Well, the last couple of days have had added to them the need to learn lines for The Mousetrap, which opens around the 24th of this month (or 24th inst, as a character in the play would put it). For those who haven't caught up with what's happened, a person had to drop out of the cast due to illness, just last weekend, and so I've taken over his (thankfully fairly small) role. The character is Paravicini, who may or may not be a fraud, and who - as he hints more than once - isn't quite what he appears.

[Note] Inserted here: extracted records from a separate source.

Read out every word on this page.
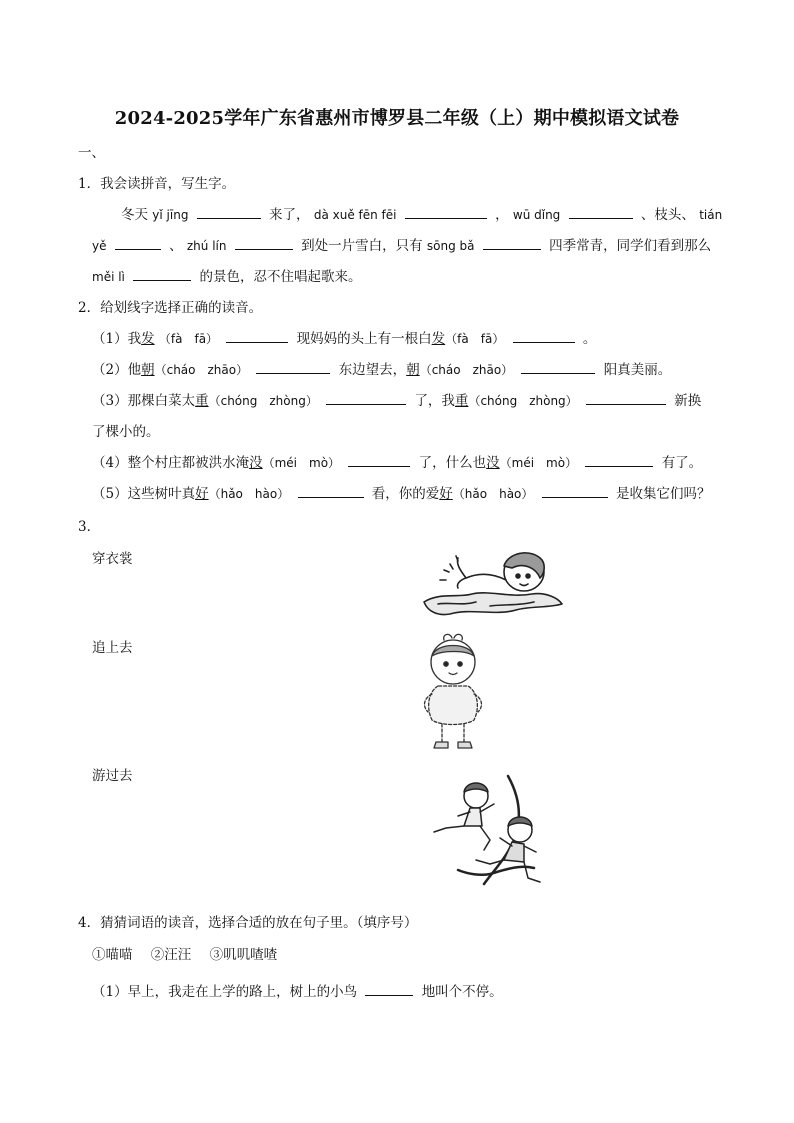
2024-2025学年广东省惠州市博罗县二年级（上）期中模拟语文试卷
一、
1．我会读拼音，写生字。
冬天 yǐ jīng	来了， dà xuě fēn fēi	， wū dǐng	、枝头、 tián
yě	、 zhú lín	到处一片雪白，只有 sōng bǎ	四季常青，同学们看到那么
měi lì	的景色，忍不住唱起歌来。
2．给划线字选择正确的读音。
（1）我发 （fà　fā）	现妈妈的头上有一根白发（fà　fā）	。
（2）他朝（cháo　zhāo）	东边望去，朝（cháo　zhāo）	阳真美丽。
（3）那棵白菜太重（chóng　zhòng）	了，我重（chóng　zhòng）	新换
了棵小的。
（4）整个村庄都被洪水淹没（méi　mò）	了，什么也没（méi　mò）	有了。
（5）这些树叶真好（hǎo　hào）	看，你的爱好（hǎo　hào）	是收集它们吗？
3．
穿衣裳
追上去
游过去
4．猜猜词语的读音，选择合适的放在句子里。（填序号）
①喵喵 ②汪汪 ③叽叽喳喳
（1）早上，我走在上学的路上，树上的小鸟	地叫个不停。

To my amazement you can get a 52-page study guide to The Mousetrap. Crikey...the script is only 69 pages long as it is! Let's hope they don't give away the denouement - it's traditional to ask the audience before the play starts not to do so. The study guide has things like Historical context, critical essays and overview, and much more. Two interesting points from the historical context: Food is in such short supply in England that 53,000 horses were consumed
for food in the previous year to feed a population that now exceeds
fifty million people. And in London, a four-day smog kills more than
four thousand people.
Makes you glad to be living in 2011, doesn't it? The characters mention ration books in the play, and there are several other lines that have had to be elucidated for younger members of the cast - and such a discussion has reminded those who lived in the UK in the fifties of some of the privations they and their families went through.
The other interesting thing about reading the script for the first time, is the way Christie's wit shines through it: the rather dour photo that appears of many of her book covers doesn't indicate just how much fun she can be as a writer (I've found one that shows her warmer side better). Some of her books are more humorous than not, and certainly The Mousetrap has some very funny lines.